Y uno de los hombres cantaba: Ya danza el león Bajo el cerezo Al son de los tambores Su baile abre Más pronto las flores Al día siguiente, las pequeñas flores de color rosa estaban totalmente abiertas en las ramas de los cerezos. ** Durante muchos años, la vida en aquella isla transcurría con gran alegría y animación.
Pero, a pesar de ese gozo, de los buenos negocios y de los grandes paseos, todos recordaban con añoranza el viejo árbol.
— ¡Qué alto y hermoso era! — decían.
— ¡Qué perfumada era su sombra!
— ¡Qué dulce y leve era el susurrar de la brisa en sus hojas!
- ¡Qué redonda y bien formada era su copa!
- ¡Qué verdes y bien dibujadas eran sus hojas!
- ¡Qué suave era el frescor bajo sus ramas en las mañanas de Verano!
Y así el árbol seguía vivo en sus palabras y en sus pensamientos.
Los años fueron pasando. Hasta que los marineros y los calafates descubrieron que estaba ocurriendo una enorme desgracia: la madera de la quilla de la gran barca había empezado a pudrirse.
—Ay de nosotros! —Lloraban los habitantes—. No daremos más paseos por el mar en las noches de luna llena, nunca más podremos visitar otras islas, no haremos más negocios.
Pero los comerciantes los tranquilizaron.
—Durante estos años —dijeron— gracias a nuestra gran barca, hemos navegado de isla en isla, de puerto en puerto, comprando y vendiendo, e hicimos negocios tan buenos que obtuvimos mucho dinero. Por eso, como aquí no hay otro árbol tan grande, y los árboles que tenemos ahora nos hacen mucha falta, estamos dispuestos a ir a otras islas a comprar buena madera. Y entre todos podemos construir otra gran barca.
La población aplaudió estas palabras y estuvo de acuerdo con el proyecto. La nueva barca estuvo lista en pocos meses y pudieron volver a navegar. Entonces arrastraron la barca vieja hasta la playa.
El pueblo la rodeó en silencio, sintiendo gran tristeza, y los carpinteros y los calafates la examinaron tabla a tabla.
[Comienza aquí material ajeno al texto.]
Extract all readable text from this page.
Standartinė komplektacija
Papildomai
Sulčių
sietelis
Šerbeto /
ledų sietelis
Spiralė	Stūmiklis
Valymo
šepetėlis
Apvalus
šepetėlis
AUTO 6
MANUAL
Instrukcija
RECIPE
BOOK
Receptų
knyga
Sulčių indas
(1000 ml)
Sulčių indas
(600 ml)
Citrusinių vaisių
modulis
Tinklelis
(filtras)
La madera del casco, del combés y de los bancos estaba medio podrida y sólo servía para quemar.
Pero el mástil grande que se obtuvo del tallo del viejo árbol aún estaba sano y bien conservado.
—Con este mástil tenemos que hacer algo que nos recuerde a nuestro antiguo árbol y a nuestra a barca —propuso el jefe de la isla.
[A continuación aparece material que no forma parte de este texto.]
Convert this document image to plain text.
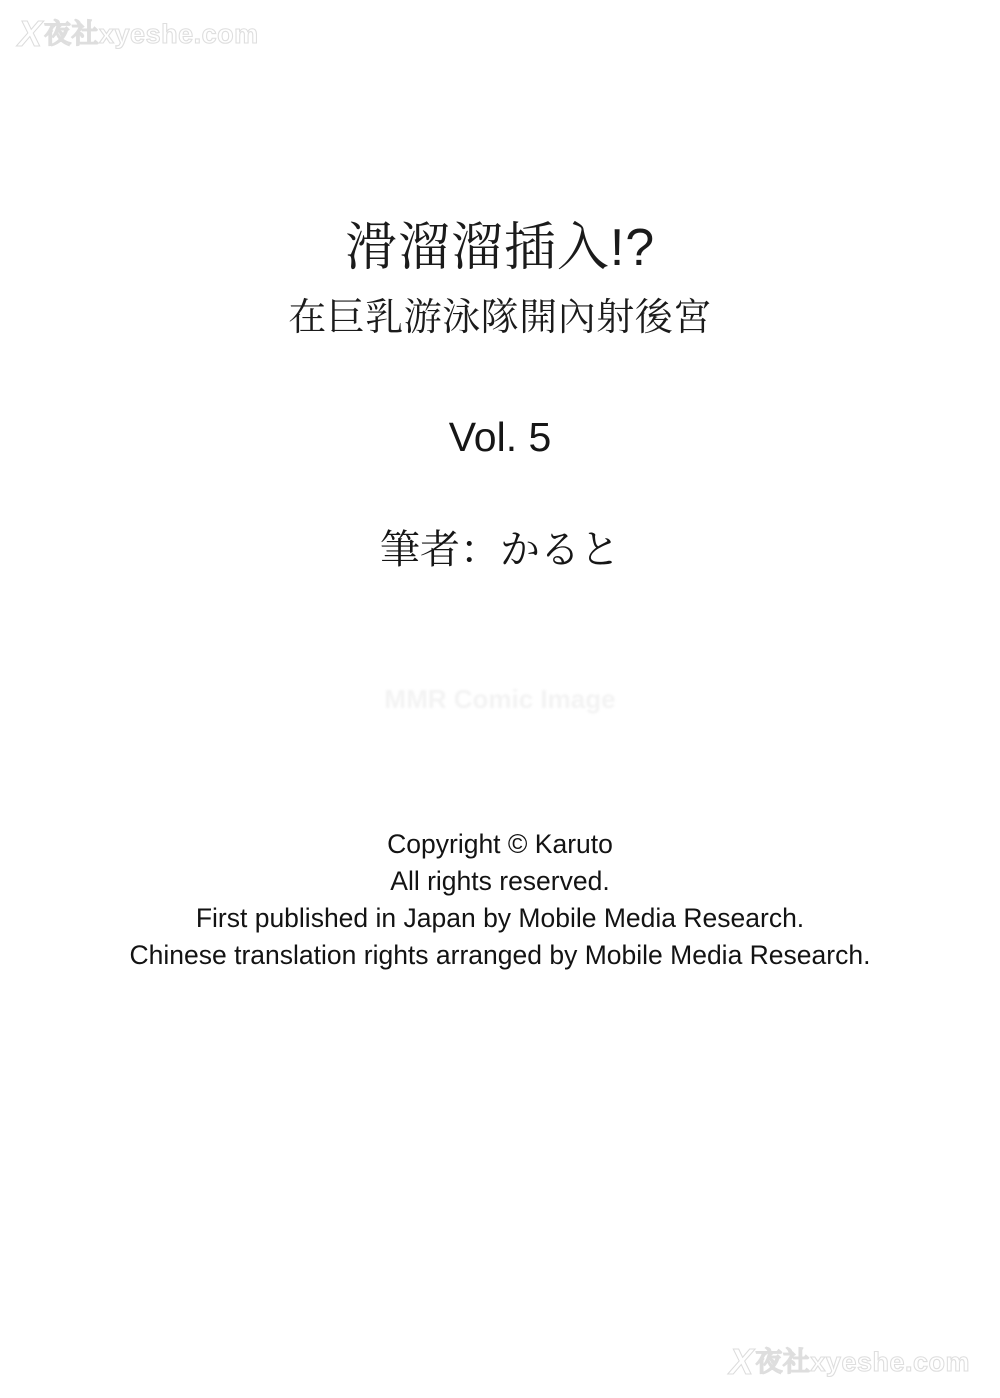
X 夜社xyeshe.com
滑溜溜插入!?
在巨乳游泳隊開內射後宮
Vol. 5
筆者：かると
MMR Comic Image
Copyright © Karuto
All rights reserved.
First published in Japan by Mobile Media Research.
Chinese translation rights arranged by Mobile Media Research.
X 夜社xyeshe.com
Después de mucho pensarlo decidieron hacer una biwa, un laúd japonés de cuatro cuerdas. Cuando la obra estuvo acabada, la población se reunió en la plaza mayor y se sentaron en silencio alrededor del mejor músico de la isla para escuchar el sonido de la biwa.
Pero, apenas los dedos del músico hicieron resonar las cuerdas, del interior de la biwa se alzó una voz que cantó: El árbol antiguo Que cantó en la brisa Se volvió cantiga.
Entonces todos comprendieron que la memoria del árbol jamás se perdería y que nunca dejaría de protegerlos, porque los poemas pasan de generación en generación y son fieles a su pueblo.